Bisweilen fragt man sich, was Ziel mancher Nebenklage sein soll.
Im Koblenzer Bulgari Verfahren sind derzeit drei Kolleginnen damit befasst, bulgarische Frauen als Nebenklägerinnen zu vertreten. Der Schützling einer Kollegin konnte in Bulgarien nicht ermittelt werden, zumindest nicht von den dortigen Behörden, die im Wege der Rechtshilfe damit befasst sind, u.a. Ladungen zu den in Koblenz stattfindenden Gerichtsterminen an die Zeuginnen zuzustellen. Es schien als fehle von der Zeugin jede Spur.
Als einer der Verteidiger dies zum Anlass nahm, die Berechtigung der Nebenklage in Frage zu stellen, erklärte die Kollegin, ihr Büro habe vor einigen Wochen telefonischen Kontakt zu der Zeugin gehabt, die erklärt habe, sie habe große Angst. Sie wisse auch, wo sich die Zeugin aufhalte, sei jedoch nicht bereit, dem Gericht die Adresse der Zeugin mitzuteilen.

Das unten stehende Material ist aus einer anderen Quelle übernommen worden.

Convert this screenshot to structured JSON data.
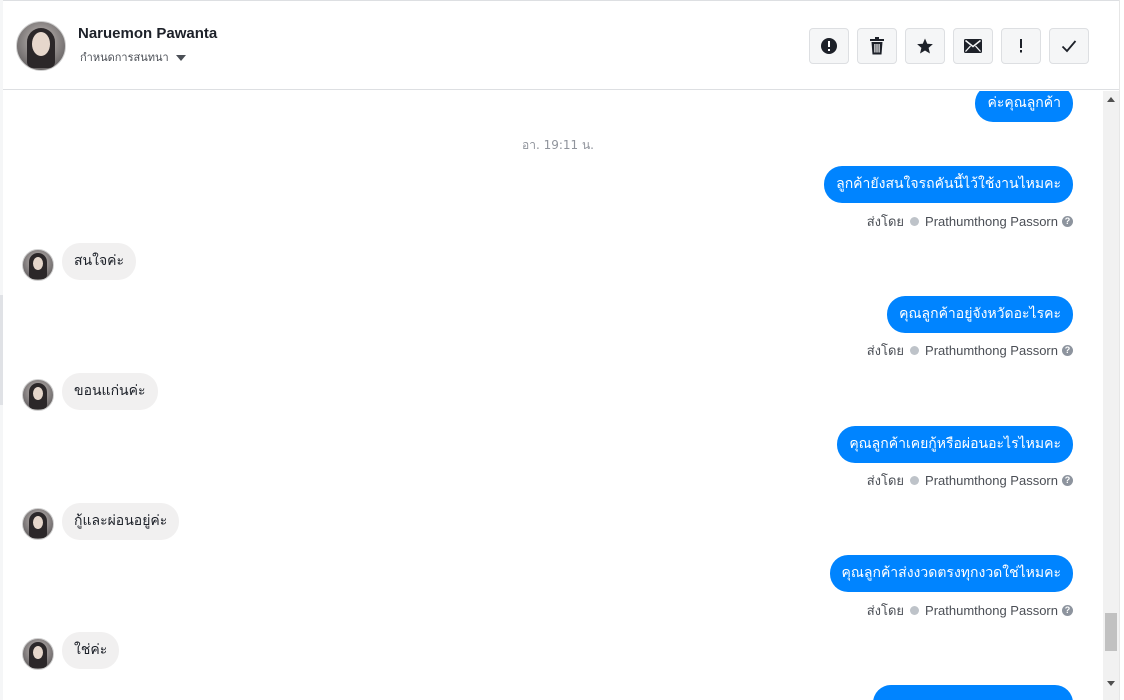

Diese Haltung mag man nachvollziehen können oder auch nicht. Ich selbst tue mir schwer. Wer Verletzter einer Straftat ist, hat das Recht, die Zulassung der Nebenklage zu beantragen und sich anwaltlich vertreten zu lassen. Nebenkläger sind nicht verpflichtet, an der Hauptverhandlung teilzunehmen, sie können jedoch eigene Anträge stellen, haben (wenn auch beschränkte) Rechtsmittel gegen ein ergehendes Urteil, haben Fragerechte wie die anderen Verfahrensbeteiligten usw.. Sie müssen indes die Verurteilung der Angeklagten erstreben. Dies ist der Grund, weshalb der Gesetzgeber ihnen eine besondere Stellung einräumt und ihnen besondere (Schutz)rechte zubilligt. Dies alles ist nicht zu beanstanden.
Wenn nun aber eine Nebenklägerin zumindest schlüssig zu erkennen gibt, dass sie als Zeugin nicht zur Verfügung stehen möchte - gleich aus welchem Grund - muss die Frage aufgeworfen werden, ob darin nicht ein konkludenter Verzicht auf die Rechte als Nebenkläger zu sehen ist mit der Folge, dass die Zulassung der Nebenklage widerrufen werden muss.
Das Gericht tat sich schwer mit der Verbescheidung des seitens der Verteidigung gestellten Antrages auf Widerruf der Nebenklage und lehnte diesen ab mit der Begründung, von einer längeren bewussten Nichtausübung der Rechte der Nebenklage könne nicht ausgegangen werden. Ich bin gespannt, wie lange sich diese Argumentation noch aufrechterhalten lassen wird. Vielleicht sollte beantragt werden, der Nebenklägerin über ihre Vertreterin, die in Kontakt zu ihr stehen will, eine Frist aufzugeben, innerhalb derer sie dem Gericht mitzuteilen hat, unter welcher Anschrift sie geladen werden kann und für den Fall des fruchtlosen Fristablaufs davon ausgegangen werde, dass die Rechte der Nebenklage nicht weiter ausgeübt werden sollen.
Damit wäre die Kollegin in der Pflicht, ihrer Mandantin ein klein wenig deutsches Prozessrecht näher zu bringen, vielleicht verbunden mit der allgemeinen Lebensweisheit, dass wer "A" sagt auch "B" sagen muss.